The most common adverse events reported for IPX066 included insomnia, nausea, fall, dizziness, and dyskinesia (no event was associated with a >3.5% overall incidence). The rate of related serious events was comparable, with 1 subject in each treatment arm reporting a serious treatment-related adverse event in the double-blind treatment phase.

"In the ADVANCE-PD study, daily 'off time' was reduced without worsening of dyskinesia, and both patients and clinicians reported overall improvement," said Robert A. Hauser, MD, professor of neurology, molecular pharmacology, and physiology and director of the Parkinson's Disease & Movement Disorders Center at the University of South Florida, Tampa, and an ADVANCE-PD study investigator, in the company statement.

"The magnitude of benefit observed with IPX066 was clinically significant, and results indicate that PD patients should be able to enjoy improved control of their motor symptoms and a better quality of life," he added.
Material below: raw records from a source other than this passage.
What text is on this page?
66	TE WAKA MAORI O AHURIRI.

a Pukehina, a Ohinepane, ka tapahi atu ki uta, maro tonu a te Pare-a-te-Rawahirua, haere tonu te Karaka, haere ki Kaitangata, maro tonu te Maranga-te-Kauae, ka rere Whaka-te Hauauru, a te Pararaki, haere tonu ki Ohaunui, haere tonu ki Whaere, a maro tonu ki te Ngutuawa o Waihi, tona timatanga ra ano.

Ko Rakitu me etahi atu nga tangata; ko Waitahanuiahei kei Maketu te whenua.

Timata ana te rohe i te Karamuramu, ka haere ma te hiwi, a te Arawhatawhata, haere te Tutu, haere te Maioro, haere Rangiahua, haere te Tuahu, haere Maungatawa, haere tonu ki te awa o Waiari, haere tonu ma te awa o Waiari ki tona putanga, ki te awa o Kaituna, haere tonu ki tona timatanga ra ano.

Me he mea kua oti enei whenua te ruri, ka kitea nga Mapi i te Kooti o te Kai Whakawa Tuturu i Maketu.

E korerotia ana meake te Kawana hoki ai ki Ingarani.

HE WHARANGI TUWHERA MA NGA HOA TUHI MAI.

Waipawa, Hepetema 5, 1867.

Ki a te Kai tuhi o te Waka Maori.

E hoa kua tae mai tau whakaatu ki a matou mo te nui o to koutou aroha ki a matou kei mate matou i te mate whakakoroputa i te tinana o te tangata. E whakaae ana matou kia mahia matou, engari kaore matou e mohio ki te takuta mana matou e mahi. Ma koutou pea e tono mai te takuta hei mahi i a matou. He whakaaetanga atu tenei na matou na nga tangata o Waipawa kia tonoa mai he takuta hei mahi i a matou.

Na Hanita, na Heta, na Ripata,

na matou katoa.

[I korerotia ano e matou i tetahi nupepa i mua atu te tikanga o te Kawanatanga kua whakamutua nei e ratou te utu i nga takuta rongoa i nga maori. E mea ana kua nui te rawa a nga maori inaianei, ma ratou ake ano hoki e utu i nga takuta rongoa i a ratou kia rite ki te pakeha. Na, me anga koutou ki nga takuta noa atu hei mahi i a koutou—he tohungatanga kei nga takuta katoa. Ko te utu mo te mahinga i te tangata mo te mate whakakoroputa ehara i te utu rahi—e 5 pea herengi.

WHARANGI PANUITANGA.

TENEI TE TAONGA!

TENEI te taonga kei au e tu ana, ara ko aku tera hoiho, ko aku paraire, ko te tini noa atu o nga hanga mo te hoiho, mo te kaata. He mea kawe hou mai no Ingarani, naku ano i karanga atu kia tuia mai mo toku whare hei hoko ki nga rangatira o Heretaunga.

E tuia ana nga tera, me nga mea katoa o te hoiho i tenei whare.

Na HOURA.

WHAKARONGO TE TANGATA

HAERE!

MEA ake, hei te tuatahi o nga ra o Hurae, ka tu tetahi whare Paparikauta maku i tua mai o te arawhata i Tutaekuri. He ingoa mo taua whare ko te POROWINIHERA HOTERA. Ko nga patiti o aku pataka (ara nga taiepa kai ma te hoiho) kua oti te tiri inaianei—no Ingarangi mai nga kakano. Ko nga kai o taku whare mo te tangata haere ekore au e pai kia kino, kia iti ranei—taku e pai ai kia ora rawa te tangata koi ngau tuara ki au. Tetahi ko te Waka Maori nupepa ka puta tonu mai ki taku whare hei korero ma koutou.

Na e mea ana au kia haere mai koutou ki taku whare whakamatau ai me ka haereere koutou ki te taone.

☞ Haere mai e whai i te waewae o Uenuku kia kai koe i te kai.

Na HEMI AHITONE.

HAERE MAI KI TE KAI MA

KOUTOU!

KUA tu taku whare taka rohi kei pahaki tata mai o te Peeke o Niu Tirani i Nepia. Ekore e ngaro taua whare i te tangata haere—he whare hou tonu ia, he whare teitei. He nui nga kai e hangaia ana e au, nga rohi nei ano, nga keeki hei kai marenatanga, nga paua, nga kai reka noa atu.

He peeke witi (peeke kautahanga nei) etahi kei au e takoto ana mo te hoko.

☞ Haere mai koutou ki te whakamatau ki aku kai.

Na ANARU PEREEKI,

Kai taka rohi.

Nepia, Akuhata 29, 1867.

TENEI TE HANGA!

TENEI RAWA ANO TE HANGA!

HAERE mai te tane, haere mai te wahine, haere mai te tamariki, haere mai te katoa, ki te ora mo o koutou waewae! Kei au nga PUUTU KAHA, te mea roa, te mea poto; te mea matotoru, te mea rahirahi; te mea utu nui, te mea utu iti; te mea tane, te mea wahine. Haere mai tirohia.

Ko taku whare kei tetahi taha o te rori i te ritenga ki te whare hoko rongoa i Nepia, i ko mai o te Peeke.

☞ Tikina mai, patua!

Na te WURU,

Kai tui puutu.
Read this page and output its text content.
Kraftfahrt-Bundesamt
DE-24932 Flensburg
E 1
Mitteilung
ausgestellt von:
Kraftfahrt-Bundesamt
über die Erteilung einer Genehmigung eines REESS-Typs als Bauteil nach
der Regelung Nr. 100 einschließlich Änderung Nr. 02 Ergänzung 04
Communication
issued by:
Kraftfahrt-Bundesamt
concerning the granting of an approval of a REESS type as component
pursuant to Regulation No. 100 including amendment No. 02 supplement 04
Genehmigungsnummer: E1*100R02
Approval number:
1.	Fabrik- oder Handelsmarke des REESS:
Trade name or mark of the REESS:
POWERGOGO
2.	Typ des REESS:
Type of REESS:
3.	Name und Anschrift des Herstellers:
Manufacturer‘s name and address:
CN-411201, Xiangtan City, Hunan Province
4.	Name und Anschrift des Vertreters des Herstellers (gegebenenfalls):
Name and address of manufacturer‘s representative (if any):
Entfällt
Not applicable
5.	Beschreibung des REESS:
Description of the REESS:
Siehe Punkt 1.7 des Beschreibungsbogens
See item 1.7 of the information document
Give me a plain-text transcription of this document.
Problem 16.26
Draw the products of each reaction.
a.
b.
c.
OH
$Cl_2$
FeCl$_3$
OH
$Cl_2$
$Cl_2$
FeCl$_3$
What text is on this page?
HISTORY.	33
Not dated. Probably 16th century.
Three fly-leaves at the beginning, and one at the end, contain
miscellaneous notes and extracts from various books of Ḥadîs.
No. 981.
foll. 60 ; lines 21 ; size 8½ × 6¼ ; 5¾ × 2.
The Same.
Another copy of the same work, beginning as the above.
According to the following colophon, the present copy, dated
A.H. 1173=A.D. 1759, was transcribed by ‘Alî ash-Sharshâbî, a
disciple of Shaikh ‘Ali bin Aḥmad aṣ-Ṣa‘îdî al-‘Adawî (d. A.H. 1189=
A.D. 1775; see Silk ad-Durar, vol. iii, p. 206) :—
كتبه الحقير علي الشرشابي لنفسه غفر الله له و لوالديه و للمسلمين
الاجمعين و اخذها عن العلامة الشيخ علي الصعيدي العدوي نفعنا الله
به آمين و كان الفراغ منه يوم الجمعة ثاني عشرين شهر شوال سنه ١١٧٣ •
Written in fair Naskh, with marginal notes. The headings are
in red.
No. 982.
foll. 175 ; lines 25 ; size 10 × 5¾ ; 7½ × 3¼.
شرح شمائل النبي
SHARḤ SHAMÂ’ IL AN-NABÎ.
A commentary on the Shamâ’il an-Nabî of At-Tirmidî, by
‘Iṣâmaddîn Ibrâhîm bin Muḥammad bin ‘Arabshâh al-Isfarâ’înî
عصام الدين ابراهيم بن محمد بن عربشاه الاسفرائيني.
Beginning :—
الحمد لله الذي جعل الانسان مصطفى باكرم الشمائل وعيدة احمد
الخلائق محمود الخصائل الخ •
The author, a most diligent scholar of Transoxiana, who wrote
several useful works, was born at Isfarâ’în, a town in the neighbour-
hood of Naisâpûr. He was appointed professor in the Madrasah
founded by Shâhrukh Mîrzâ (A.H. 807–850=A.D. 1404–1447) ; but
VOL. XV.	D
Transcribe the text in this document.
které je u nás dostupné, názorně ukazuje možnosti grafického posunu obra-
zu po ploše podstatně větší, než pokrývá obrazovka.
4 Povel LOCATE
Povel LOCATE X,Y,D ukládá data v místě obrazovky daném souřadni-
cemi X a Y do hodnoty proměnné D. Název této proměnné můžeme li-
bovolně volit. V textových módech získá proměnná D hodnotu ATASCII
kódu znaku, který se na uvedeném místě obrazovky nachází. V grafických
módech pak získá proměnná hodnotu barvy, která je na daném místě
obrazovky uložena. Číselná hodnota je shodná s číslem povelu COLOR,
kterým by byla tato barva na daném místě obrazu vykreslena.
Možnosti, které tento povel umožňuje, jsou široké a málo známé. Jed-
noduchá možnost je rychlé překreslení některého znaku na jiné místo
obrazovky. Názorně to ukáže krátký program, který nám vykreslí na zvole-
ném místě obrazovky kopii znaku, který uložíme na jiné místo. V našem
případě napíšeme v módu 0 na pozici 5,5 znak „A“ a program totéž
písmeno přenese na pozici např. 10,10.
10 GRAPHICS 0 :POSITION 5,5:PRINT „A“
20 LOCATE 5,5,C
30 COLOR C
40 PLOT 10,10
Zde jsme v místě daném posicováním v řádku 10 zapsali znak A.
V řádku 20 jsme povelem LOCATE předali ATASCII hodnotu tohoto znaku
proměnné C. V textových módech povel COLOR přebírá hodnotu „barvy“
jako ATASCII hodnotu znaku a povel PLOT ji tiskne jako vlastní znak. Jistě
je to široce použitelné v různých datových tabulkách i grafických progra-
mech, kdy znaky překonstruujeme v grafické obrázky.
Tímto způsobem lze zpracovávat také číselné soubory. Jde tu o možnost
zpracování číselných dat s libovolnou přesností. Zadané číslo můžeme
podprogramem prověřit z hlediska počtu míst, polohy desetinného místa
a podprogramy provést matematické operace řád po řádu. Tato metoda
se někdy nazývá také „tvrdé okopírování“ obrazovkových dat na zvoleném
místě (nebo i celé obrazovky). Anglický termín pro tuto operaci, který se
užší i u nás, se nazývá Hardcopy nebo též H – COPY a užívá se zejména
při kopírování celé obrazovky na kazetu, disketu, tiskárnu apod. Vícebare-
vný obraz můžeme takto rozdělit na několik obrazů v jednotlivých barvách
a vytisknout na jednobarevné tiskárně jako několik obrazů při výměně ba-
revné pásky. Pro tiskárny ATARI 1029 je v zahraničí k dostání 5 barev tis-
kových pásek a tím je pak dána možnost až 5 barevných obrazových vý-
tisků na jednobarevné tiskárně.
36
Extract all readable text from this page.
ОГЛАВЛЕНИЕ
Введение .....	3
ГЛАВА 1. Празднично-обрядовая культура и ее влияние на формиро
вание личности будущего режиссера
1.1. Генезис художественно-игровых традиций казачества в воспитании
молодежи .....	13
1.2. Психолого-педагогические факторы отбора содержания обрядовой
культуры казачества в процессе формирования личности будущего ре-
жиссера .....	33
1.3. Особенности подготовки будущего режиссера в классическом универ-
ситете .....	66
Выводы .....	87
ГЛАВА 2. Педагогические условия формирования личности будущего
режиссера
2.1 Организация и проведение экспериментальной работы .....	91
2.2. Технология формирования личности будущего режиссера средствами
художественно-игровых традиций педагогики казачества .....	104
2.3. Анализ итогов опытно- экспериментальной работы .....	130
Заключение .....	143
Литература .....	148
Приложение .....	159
Dr. Hauser is expected to present full results of ADVANCE-PD at the upcoming 15th International Congress of Parkinson's Disease and Movement Disorders in Toronto, Ontario, Canada, June 5 to 9, 2011.

The Impax release notes that ADVANCE-PD and APEX-PD are the 2 phase 3 trials required by the FDA for a new drug application for approval of IPX066, and they hope to file in the fourth quarter of this year.

The APEX-PD and ADVANCE-PD trials were funded by Impax Pharmaceuticals Inc. Dr. Pahwa has received personal compensation from GlaxoSmithKline Inc, Impax, GE Healthcare, Teva Neuroscience, Medtronic Inc, Merck Serono, St. Jude Medical, and Novartis Pharmaceuticals. He has received personal compensation in an editorial capacity for the International Journal of Neuroscience and holds stock or stock options in General Electric. He has received research support from Xenoport, Novartis, Impax, Merck Serono, Allson Pharma, and Acadia. He has received compensation and/or research work has been funded, entirely or in part, by a grant to their university.

American Academy of Neurology (AAN) 63rd Annual Meeting: LBS.001. Presented April 13, 2011.